6 out of 7 people found the following review helpful:
4 of 5 stars  Amusing and Intriguing
Tuesday, April 08, 2003
Certainly a movie that has publicized the sexual revolution of the sixties and seventies. Very interesting how Bob and Carol's carefree attitude about sex eventually loosens up Ted and Alice's more conservative ways.

Its interesting how Bob and Carol test their relationship with their affairs. Amusing how Carol is quicker to be more accepting of their individual affairs than Bob. Ted and Alice at first are appalled by each of their infidelities. However when they hear the reasons behind their actions, they lighten up their approaches. Bob and Carol truly love each other where their affairs are merely for recreational purposes.

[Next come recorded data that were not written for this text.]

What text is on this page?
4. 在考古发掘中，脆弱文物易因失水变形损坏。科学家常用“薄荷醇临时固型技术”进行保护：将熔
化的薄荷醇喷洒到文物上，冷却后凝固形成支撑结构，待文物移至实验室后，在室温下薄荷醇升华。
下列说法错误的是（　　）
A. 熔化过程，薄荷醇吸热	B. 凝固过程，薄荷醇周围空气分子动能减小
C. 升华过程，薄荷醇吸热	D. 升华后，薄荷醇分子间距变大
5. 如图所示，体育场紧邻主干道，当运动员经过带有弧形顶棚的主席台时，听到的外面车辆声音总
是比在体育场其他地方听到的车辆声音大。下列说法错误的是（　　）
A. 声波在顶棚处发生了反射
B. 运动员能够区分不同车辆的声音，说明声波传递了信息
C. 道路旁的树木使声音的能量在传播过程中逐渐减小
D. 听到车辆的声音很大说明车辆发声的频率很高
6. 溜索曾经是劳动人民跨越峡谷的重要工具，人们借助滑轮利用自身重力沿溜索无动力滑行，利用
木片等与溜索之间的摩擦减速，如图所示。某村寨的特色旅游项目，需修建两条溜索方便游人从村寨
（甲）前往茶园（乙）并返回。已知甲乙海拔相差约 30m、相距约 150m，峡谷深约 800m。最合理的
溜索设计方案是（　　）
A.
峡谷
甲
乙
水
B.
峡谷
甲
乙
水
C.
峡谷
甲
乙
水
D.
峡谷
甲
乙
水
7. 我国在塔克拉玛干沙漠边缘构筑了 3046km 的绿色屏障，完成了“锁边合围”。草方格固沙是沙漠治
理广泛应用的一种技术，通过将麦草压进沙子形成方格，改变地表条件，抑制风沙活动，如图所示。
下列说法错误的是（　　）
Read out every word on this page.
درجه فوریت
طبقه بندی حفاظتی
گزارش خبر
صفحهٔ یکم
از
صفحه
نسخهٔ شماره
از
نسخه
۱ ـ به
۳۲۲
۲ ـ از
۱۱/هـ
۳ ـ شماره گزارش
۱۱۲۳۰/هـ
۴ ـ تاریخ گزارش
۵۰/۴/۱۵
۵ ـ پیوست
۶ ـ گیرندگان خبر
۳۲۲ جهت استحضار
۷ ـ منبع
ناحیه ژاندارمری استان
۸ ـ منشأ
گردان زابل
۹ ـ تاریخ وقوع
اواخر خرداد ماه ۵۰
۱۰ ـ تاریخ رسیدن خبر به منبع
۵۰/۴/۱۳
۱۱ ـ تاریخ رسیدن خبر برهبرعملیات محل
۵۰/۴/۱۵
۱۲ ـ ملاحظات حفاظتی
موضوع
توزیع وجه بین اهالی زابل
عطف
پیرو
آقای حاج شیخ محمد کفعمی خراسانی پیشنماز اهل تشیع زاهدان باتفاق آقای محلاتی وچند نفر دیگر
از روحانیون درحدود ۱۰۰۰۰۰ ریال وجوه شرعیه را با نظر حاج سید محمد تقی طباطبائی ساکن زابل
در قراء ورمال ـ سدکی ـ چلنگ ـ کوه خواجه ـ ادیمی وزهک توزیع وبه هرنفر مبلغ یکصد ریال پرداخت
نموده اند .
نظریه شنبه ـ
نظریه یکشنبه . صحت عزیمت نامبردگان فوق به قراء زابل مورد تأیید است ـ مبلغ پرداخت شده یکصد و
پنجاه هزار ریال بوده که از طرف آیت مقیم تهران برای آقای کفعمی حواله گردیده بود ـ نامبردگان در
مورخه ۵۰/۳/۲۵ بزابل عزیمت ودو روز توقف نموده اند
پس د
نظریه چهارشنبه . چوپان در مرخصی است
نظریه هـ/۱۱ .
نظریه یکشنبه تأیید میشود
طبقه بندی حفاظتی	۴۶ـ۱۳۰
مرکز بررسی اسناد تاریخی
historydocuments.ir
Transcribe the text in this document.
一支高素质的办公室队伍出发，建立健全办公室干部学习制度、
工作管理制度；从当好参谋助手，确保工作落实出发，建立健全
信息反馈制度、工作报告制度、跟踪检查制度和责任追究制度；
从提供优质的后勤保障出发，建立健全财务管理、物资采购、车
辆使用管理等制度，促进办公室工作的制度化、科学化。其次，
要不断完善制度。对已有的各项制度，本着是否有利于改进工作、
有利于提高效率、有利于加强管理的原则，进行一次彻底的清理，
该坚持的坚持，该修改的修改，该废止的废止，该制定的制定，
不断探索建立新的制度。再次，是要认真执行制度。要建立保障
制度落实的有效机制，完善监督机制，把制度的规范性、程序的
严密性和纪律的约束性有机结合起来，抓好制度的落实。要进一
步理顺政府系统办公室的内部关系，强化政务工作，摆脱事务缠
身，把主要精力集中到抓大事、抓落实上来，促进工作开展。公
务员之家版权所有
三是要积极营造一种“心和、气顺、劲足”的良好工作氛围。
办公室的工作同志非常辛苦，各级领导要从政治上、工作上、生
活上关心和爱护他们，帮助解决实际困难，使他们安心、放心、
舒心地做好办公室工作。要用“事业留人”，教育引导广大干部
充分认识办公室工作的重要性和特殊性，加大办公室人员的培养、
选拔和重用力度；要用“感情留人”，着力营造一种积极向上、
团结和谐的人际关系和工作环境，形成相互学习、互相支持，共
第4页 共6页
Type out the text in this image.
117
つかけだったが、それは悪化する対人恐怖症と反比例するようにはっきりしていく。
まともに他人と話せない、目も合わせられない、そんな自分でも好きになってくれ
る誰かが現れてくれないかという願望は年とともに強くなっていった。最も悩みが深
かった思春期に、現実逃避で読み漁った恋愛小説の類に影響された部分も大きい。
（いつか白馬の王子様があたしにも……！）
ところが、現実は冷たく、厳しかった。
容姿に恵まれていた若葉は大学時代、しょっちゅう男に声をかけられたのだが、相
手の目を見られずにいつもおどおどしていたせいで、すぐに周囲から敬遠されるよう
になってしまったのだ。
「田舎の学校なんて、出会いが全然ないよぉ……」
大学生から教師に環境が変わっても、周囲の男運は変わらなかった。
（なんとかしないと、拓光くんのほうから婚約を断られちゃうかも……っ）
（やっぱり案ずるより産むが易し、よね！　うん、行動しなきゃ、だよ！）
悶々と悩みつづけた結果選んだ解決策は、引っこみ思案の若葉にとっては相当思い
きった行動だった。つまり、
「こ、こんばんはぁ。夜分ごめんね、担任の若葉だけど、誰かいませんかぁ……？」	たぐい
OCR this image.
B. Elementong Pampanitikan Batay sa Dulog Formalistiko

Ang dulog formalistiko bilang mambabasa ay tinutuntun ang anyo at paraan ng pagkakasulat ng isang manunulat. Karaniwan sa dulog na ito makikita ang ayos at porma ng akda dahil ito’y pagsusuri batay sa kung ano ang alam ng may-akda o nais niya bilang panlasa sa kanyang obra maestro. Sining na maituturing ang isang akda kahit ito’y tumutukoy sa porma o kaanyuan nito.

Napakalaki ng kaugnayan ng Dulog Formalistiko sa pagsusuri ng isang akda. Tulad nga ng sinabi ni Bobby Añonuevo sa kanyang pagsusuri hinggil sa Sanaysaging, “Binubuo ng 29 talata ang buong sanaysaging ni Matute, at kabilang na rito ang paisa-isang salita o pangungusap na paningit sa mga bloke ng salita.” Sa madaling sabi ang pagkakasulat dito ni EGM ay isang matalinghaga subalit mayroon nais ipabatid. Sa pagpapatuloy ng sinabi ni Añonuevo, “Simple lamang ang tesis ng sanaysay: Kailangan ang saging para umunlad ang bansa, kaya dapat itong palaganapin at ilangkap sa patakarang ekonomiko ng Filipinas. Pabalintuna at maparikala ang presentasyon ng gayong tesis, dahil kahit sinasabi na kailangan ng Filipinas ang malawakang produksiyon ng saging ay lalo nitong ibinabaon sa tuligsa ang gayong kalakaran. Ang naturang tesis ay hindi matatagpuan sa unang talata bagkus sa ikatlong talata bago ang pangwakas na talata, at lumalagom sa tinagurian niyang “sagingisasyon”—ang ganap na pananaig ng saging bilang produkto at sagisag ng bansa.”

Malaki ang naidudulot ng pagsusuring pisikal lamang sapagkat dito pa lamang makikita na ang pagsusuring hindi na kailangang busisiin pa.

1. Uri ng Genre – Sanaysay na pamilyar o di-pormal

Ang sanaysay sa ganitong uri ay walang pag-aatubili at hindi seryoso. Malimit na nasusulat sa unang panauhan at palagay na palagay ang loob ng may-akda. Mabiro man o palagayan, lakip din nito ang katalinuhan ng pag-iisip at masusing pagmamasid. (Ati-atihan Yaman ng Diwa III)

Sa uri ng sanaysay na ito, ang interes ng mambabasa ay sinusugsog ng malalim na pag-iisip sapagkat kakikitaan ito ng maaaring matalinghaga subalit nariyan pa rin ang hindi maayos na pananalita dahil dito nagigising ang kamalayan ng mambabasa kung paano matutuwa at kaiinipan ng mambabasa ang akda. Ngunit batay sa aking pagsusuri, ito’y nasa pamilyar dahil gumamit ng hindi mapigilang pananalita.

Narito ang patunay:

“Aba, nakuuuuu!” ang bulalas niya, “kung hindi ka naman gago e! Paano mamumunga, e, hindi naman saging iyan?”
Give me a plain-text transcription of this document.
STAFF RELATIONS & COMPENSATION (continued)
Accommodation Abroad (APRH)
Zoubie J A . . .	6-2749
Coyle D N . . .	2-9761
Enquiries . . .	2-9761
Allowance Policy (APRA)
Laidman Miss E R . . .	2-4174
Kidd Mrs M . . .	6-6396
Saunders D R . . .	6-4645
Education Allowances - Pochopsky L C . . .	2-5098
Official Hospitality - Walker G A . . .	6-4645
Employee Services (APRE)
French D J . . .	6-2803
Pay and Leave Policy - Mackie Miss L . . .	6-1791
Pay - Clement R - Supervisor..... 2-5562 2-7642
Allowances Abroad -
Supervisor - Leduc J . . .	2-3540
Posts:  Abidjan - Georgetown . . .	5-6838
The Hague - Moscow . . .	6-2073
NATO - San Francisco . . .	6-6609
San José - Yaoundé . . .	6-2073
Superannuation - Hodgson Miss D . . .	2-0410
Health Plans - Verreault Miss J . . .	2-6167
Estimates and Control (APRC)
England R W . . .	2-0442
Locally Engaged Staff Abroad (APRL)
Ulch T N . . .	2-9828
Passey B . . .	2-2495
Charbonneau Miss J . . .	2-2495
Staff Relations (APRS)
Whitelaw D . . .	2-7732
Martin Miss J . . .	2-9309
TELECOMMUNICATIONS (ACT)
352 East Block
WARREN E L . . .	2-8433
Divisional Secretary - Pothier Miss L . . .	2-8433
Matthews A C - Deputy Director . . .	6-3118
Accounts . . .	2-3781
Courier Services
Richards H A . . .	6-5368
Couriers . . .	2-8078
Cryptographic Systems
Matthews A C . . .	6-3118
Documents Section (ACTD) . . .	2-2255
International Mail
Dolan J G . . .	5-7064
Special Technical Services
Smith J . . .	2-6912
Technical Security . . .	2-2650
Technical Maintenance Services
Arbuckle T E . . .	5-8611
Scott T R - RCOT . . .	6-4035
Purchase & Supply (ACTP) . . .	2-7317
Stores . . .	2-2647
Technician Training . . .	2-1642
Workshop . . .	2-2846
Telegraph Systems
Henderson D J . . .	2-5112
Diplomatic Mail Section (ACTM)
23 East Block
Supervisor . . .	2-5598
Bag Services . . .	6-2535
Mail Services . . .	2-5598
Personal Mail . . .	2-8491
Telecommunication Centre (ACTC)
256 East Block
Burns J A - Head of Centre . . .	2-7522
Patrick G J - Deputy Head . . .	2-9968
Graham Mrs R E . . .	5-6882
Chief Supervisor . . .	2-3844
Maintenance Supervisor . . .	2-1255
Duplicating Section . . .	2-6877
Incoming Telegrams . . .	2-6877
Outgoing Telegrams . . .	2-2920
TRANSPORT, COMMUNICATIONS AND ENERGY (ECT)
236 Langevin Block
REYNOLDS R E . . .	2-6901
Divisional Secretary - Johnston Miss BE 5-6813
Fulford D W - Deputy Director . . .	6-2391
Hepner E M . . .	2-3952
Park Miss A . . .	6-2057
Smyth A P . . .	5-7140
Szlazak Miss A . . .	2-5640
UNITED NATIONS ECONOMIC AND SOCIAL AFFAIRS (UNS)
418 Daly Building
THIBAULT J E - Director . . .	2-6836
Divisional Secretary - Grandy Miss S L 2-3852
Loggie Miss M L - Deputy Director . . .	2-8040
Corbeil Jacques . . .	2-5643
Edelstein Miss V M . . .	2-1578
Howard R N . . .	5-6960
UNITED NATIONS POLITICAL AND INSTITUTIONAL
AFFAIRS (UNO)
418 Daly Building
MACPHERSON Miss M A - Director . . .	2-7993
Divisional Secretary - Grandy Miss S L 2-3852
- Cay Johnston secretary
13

Those who are intrigued by psychology or the free love generation of the late sixties will be specially interested in this video.


3 out of 4 people found the following review helpful:
4 of 5 stars  A Hip Sendup of the Sexual Revolution
Thursday, January 02, 2003
"Bob & Carol & Ted & Alice" is an insightful film about the sexual revolution.

It deals with two couples -- one older and into "experimentation" (Bob & Carol), and the other younger and more square (Ted & Alice).

In a sense, the sexual experimentation of Bob and Carol epitomized the 60's ethos of (perhaps pathological) self-reflection and the idea that "if it feels good, do it." (We're still feeling the reverberations of that.)

But the ending of this enjoyably funny movie also indicates that most people can only go so far. Whether its cultural conditioning or innate, there are certain lines that most people simply cannot cross....

The movie does not pass judgment, but ultimately, there is a message there.

All the actors are good, but Elliot Gould and Dyan Cannon especially so. (They were both nominated for supporting Oscars.) Dyan Cannon is wonderful -- she's the best thing about the movie.